I'm sorry to have to say this (and I promise it's with the intention of helping you) but it seems you are caught in a bad cycle and unfortunately, being the sane one in the situation, you are more to blame at this point. You wisely came to a public forum to get an outside opinion, but it's about something that is a "no brainer". I would guess you know deep inside that it's you who are making excuses at this point and you need a push, but here you are making excuses already, hoping that a psychotic person seeks help willingly is kinda crazy in itself you know what I mean? You are saying going to court is bad for your sisters? Your sisters deserve to know the truth, no matter how much it hurts the truth is the only way to clarity and freedom, if you love someone, always always give them the truth. Would you rather see your sisters in court or in a morgue?
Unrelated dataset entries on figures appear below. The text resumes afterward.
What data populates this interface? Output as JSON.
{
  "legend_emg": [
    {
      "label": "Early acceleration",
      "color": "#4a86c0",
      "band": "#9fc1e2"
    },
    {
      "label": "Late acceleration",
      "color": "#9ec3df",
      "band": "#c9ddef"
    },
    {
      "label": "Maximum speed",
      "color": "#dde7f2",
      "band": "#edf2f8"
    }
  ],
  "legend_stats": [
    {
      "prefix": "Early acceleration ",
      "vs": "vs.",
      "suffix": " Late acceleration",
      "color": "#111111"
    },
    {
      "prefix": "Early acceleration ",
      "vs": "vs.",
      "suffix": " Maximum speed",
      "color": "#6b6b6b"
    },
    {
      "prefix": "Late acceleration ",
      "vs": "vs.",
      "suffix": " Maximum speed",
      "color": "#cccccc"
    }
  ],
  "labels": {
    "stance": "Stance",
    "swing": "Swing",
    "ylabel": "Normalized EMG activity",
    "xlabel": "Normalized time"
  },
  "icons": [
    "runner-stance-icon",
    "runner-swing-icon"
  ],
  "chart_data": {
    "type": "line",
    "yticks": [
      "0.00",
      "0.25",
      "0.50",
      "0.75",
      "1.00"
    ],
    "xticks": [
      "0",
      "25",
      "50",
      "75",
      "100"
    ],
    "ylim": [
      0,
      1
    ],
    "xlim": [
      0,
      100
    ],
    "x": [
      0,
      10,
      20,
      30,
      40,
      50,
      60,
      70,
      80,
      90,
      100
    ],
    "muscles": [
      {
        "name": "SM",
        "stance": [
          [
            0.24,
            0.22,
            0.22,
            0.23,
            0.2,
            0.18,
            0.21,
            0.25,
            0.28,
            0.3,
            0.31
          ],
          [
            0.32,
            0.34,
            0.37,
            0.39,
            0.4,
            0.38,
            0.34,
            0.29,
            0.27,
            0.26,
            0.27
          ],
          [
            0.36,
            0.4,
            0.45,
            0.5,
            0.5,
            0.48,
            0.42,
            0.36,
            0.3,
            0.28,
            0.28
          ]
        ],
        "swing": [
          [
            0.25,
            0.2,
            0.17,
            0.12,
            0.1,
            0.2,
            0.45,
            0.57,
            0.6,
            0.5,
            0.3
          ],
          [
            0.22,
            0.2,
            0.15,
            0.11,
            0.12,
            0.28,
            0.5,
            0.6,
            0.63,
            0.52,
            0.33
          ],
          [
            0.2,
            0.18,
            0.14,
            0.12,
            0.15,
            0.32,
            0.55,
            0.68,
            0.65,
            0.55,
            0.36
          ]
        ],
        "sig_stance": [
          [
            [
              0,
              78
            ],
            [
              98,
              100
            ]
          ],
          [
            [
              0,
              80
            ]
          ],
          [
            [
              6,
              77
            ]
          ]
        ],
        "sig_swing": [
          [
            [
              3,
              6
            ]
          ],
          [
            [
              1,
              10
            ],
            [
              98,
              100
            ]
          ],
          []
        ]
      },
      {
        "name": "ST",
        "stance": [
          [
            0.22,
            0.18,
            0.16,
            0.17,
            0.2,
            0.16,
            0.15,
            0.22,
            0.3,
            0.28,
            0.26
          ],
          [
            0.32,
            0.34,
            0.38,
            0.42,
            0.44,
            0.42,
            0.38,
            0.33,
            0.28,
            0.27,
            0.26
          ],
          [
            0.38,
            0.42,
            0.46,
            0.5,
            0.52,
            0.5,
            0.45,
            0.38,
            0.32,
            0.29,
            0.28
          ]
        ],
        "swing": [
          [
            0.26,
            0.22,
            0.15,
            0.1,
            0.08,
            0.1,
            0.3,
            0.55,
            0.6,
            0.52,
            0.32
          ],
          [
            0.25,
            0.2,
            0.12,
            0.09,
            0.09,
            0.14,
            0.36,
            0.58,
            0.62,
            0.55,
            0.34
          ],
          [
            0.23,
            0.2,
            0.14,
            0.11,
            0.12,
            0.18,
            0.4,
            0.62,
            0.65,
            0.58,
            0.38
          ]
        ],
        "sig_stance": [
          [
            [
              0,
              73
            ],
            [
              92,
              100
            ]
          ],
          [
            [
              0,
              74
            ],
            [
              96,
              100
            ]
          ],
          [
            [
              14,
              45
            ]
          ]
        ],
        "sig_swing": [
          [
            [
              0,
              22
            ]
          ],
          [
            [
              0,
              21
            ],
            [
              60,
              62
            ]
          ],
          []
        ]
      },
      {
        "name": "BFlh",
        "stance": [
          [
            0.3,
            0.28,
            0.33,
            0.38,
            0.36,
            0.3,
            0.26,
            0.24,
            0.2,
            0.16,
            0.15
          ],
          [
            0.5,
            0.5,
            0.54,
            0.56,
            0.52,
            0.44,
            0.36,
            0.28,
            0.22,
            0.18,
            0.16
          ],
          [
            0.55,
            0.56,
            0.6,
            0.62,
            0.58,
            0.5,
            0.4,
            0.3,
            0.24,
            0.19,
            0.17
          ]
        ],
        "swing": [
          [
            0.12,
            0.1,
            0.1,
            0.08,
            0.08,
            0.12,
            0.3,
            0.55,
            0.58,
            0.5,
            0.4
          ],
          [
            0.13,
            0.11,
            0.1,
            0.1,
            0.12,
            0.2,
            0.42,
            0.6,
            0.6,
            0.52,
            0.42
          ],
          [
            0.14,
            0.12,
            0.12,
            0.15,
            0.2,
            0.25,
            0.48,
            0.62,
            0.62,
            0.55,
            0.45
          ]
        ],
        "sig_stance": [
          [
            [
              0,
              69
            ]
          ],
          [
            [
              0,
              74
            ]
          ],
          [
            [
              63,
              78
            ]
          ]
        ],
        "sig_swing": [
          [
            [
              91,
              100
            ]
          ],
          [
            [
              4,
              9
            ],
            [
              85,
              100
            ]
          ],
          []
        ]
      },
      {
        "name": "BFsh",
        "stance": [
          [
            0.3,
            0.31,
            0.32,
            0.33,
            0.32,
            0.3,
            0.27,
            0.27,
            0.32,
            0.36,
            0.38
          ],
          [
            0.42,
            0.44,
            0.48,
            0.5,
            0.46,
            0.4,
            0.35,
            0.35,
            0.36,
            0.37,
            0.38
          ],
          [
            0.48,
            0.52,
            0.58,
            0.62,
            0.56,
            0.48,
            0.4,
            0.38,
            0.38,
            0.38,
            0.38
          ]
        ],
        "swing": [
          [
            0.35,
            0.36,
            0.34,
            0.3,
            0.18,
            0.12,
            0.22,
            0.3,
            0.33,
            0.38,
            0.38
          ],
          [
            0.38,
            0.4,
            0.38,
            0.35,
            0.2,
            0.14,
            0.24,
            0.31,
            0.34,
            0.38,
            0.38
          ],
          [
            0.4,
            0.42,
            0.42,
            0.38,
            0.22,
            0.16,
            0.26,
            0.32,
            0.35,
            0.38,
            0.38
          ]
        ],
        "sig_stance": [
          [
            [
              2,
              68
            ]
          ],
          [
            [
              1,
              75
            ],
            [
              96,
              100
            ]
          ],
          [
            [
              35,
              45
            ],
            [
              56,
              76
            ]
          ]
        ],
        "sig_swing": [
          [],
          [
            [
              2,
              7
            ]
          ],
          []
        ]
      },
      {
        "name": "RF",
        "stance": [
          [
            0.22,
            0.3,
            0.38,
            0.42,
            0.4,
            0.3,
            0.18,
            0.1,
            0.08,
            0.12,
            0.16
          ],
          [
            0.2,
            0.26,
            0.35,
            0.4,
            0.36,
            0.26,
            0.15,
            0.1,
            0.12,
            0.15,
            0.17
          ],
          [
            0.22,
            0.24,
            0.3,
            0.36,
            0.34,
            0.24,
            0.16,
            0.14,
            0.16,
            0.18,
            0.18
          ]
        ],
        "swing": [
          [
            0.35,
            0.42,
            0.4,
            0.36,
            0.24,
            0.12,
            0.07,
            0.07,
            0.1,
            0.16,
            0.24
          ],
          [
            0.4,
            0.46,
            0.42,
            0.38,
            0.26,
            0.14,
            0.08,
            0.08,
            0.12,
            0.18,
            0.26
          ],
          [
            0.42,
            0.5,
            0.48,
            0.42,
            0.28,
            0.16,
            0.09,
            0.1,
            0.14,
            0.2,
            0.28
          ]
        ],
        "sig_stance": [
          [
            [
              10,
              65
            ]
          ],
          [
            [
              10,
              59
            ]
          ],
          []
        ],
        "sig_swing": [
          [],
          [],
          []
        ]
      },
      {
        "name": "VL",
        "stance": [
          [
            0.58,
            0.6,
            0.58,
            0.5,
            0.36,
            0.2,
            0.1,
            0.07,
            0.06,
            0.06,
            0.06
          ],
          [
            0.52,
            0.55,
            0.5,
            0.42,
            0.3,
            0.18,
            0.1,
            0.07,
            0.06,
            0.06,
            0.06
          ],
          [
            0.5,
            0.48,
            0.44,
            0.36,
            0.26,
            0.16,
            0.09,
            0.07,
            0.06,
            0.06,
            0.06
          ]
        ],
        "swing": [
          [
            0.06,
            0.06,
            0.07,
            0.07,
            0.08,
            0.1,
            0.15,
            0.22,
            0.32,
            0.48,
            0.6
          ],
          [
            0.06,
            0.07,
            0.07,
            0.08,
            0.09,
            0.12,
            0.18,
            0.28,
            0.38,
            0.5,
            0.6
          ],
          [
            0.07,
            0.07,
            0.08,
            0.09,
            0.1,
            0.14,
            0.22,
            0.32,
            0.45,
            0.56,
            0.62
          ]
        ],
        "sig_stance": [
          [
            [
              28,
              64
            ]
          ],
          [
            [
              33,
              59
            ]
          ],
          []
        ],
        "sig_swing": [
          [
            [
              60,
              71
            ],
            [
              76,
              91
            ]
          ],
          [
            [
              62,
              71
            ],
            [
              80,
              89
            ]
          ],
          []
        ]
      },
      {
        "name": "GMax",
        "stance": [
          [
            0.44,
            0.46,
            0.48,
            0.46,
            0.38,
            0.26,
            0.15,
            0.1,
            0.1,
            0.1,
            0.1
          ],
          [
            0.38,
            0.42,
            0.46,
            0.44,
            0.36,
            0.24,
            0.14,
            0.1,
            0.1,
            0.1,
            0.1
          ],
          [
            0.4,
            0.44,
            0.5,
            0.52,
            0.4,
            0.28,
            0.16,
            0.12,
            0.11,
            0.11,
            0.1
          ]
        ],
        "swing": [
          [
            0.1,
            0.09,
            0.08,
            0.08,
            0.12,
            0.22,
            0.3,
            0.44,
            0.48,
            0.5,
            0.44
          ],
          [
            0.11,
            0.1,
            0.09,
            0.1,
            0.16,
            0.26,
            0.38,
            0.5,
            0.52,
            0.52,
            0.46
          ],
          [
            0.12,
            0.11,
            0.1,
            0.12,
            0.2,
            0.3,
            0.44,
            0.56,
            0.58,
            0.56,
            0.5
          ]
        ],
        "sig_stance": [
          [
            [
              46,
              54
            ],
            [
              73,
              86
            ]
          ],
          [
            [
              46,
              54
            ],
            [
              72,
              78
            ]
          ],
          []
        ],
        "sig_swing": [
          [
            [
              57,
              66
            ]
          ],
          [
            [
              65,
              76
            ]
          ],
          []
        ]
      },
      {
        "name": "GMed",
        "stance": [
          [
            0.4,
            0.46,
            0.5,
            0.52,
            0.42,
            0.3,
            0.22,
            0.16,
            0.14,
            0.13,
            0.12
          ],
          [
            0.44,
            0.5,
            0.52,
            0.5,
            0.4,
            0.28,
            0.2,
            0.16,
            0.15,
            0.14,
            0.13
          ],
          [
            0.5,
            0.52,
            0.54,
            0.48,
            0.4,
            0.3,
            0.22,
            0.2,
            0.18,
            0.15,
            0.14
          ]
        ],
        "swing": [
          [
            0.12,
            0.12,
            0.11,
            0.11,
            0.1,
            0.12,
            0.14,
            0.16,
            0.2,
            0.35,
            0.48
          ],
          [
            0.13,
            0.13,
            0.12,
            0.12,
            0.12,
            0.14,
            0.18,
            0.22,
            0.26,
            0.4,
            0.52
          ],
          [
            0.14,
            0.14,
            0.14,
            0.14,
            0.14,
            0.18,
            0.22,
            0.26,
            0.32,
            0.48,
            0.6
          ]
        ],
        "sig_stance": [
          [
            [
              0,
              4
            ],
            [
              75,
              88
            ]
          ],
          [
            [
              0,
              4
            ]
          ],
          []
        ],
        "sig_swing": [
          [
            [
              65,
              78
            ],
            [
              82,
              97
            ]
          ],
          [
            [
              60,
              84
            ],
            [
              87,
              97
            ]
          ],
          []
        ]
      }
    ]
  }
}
she's only like this with me

sounds like famous last words... the level of detail in her threats leaves no room to assume what she is and isn't capable of. There are people I hate with a passion that I don't get these type of torture fantasies for. Your mother sounds like a danger to everyone, you owe it to your fellow man to have her committed. Your wording might have been by mistake or maybe it was a freudian slip

should they turn eighteen
almost sounds like you know they might not...

Now Im gnna take a guess at what's really going on here.... Once I truly expressed to my mother that Im nothing like she thinks I am, and the last thing I am is muslim, she couldn't handle it, Im American and shes Pakistani,culture clash and language barrier etc. We couldn't find common ground to communicate (which will happen when arguing with the delusional), Allah would always enter the argument and halt all progress. We both started to fight like crazy, the DRAMA oh my god, the fights, breaking stuff, running away,police, threats, you name it and my family went through it. We were like "What happened to us, we used to have a real relationship, a great one at that" After years and years of this and literally zero progress I started to realize that this insane fighting is our relationship, deep inside we didn't want to let the other go. We became addicted to the fighting and almost numb to how intense our fights were getting. So maybe you see where Im going with this, you must know in your heart that your mom is a drama queen, that she is probably repeating something she heard her father or grandmother say. If people you love are in real danger, then you don't have time to seek help or solace in a forum, and yes, that's what I think you are doing. According to your story, your entire family is at risk, not just you, do you really need a bunch of strangers to tell you to protect your sisters? If you are intelligent enough to express yourself on reddit than you are intelligent enough to assess what kind of threat your mom really is...this breakdown and crying stuff and your boyfriend telling you to just drop it... it sound so familiar, and compared to the intensity of your mothers threats it sounds so silly, " She wants to burn off my face and hobble my legs, but now she's crying so I guess we're all good. Im guessing it's the latter since you are here on reddit minimizing your sisters' grief and ending your reply with

however Im still not okay

In the end, your boyfriend is the one who isn't tied by blood, and isn't caught in the circle of drama, and he said to drop it. Maybe he wasn't sympathetic enough so you came to reddit for some sympathy (no offense) If you are in danger and he wants you to let it go then he is a MORON and you should dump him immediately, everyone wins hehe.

Finally I just want to say that in my personal life I didn't stop the drama in time, we all fell victim to our own bullshit, one of my brothers spent 6 yrs in prison (for dumbshit), I became heavily addicted to heroin for a decade, my sister is catatonically depressed on so many meds that id rather her be on heroin. I have another friend who was a lesbian and her mom tortured her so much that she ended up jumping off a building...BAd things are going to happen on life, don't let those bad things be something you can control or change.

tldr: If your family is in real danger, and you are the only one sane enough to see it, go to the police before Reddit, or else you are just as much to blame . Your mom sounds like the exact type of monster that everyone in this sub has suffered or is still suffering, if she is legit crazy then lock her up, if not, don't insult the rest of us with family fireworks because some of us don't have the healthy and young family that you do. Boyfriends will come and go trust me but you will never get these days back.